Member of the Massachusetts Senate for the 1st Norfolk District
- In office 1951–1960
- Preceded by: John D. Mackay
- Succeeded by: Thomas S. Burgin

Personal details
- Born: March 27, 1901 Westfield, Massachusetts
- Died: December 18, 1978 (aged 77) Quincy, Massachusetts
- Party: Republican
- Alma mater: Syracuse University

= Charles Hedges (American politician) =

American politician (1901–1978)

Charles W. Hedges (March 27, 1901 – December 18, 1978) was an American politician who was a member of the Quincy, Massachusetts, city council, Massachusetts House of Representatives, Massachusetts Senate and sheriff of Norfolk County, Massachusetts, from 1961 to 1975.

==Early life==
Hedges was born on March 27, 1901, in Westfield, Massachusetts. He moved to Quincy at the age of eight.

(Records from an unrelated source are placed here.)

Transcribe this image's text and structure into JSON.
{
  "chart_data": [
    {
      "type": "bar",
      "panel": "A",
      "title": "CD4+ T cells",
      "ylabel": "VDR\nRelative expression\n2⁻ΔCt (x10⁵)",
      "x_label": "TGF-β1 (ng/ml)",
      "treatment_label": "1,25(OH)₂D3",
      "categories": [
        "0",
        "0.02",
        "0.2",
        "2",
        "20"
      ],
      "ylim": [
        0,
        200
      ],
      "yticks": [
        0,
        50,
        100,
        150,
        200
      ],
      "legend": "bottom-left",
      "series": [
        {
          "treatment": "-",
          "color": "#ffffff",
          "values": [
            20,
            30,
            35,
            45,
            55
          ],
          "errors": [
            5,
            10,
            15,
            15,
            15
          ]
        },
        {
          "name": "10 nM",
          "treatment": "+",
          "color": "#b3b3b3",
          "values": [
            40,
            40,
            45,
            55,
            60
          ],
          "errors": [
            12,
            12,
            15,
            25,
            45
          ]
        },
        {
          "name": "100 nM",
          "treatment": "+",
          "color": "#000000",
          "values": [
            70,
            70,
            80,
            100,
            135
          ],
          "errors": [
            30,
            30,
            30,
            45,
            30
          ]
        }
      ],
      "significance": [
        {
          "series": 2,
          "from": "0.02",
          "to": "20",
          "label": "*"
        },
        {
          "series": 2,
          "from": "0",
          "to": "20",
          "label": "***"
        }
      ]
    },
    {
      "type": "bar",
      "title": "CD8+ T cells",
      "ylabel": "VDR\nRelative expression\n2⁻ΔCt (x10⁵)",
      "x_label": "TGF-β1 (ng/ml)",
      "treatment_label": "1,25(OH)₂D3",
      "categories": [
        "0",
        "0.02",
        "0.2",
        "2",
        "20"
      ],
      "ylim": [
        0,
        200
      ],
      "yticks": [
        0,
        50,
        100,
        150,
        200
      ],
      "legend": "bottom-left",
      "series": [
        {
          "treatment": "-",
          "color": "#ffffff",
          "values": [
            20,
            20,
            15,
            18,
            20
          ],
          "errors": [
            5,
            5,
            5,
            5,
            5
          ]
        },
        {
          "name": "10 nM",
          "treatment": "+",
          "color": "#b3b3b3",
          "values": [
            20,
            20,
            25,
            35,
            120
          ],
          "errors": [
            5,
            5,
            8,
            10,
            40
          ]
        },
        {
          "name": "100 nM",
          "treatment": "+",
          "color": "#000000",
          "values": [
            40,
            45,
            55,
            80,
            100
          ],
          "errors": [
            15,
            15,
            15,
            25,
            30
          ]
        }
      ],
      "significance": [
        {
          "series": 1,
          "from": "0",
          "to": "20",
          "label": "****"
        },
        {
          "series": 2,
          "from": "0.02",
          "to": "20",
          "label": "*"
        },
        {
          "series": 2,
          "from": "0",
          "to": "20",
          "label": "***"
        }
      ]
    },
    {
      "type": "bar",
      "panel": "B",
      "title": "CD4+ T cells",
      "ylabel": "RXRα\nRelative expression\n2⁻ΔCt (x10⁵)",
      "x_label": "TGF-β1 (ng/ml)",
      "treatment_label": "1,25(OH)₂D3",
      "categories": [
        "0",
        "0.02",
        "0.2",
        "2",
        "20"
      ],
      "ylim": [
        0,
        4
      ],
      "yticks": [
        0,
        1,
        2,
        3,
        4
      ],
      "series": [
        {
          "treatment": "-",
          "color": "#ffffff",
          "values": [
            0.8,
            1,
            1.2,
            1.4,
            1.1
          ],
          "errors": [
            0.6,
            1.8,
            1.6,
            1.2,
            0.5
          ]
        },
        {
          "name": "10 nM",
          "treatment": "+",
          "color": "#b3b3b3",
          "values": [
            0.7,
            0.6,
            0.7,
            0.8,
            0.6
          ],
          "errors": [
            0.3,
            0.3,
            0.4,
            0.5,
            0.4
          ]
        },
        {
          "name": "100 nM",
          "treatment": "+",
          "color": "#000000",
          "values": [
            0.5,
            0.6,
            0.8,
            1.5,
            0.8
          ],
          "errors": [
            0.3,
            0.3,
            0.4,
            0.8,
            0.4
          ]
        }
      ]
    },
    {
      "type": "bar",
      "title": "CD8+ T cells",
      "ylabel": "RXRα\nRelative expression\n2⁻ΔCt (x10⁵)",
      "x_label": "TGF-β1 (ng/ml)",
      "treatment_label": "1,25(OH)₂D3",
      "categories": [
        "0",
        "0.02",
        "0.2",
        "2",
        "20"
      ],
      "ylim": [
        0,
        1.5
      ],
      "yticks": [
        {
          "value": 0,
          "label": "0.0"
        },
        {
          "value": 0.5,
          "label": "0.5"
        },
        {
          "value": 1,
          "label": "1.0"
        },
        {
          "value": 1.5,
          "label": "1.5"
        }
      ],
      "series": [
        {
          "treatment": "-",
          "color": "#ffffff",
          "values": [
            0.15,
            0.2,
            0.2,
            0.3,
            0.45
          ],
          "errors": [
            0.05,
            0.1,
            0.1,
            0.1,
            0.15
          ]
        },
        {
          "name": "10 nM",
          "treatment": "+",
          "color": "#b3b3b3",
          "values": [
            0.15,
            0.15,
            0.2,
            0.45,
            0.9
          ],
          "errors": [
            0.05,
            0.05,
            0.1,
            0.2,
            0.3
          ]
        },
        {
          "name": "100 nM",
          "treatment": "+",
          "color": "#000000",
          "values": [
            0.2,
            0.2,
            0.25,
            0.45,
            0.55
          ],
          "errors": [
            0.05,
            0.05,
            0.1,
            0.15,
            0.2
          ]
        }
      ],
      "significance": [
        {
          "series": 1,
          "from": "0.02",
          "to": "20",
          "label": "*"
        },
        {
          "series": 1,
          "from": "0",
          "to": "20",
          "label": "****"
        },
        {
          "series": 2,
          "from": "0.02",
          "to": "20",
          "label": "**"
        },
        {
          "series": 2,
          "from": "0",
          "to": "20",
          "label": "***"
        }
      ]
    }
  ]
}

He graduated from Quincy High School in 1919 and went on to attend Dean Academy. He graduated from Syracuse University, where he was a member of the Syracuse Orange football team. After graduating, Hedges played semi-professional football and was an assistant football coach at Quincy High. In 1927, he founded the Standard Service Bureau, a credit reporting firm.

==Political career==
Hedges' political career began in 1929 when he was elected to the Quincy city council. He then represented the 4th Norfolk district in the Massachusetts House of Representatives from 1933 until he resigned in 1942 to join the United States Army Air Corps. During World War II, Hedges served for two years and ten months on the air staff of Douglas MacArthur. In 1945, Hedges was wounded on Guadalcanal. After the war, he served in the Massachusetts Air National Guard and retired with the rank of brigadier general. In 1947, he returned to the House of Representatives. In 1950, he was elected to the Massachusetts Senate in the 1st Norfolk District. From 1957 to 1959, he was the Republican floor leader. In 1960, Hedges ran for Sheriff of Norfolk County. He defeated the Democrat Peter M. McCormack, who had been appointed to the position following the death of Republican Samuel H. Wragg, by 128,319 votes to 117,843. During his tenure, Hedges instituted work and education release programs for prison inmates and pushed for the construction of a new county jail. He retired in 1974.

==Death==
Hedges died on December 18, 1978, in Quincy City Hospital. He was survived by his wife, Dr. Ella J. Goodale.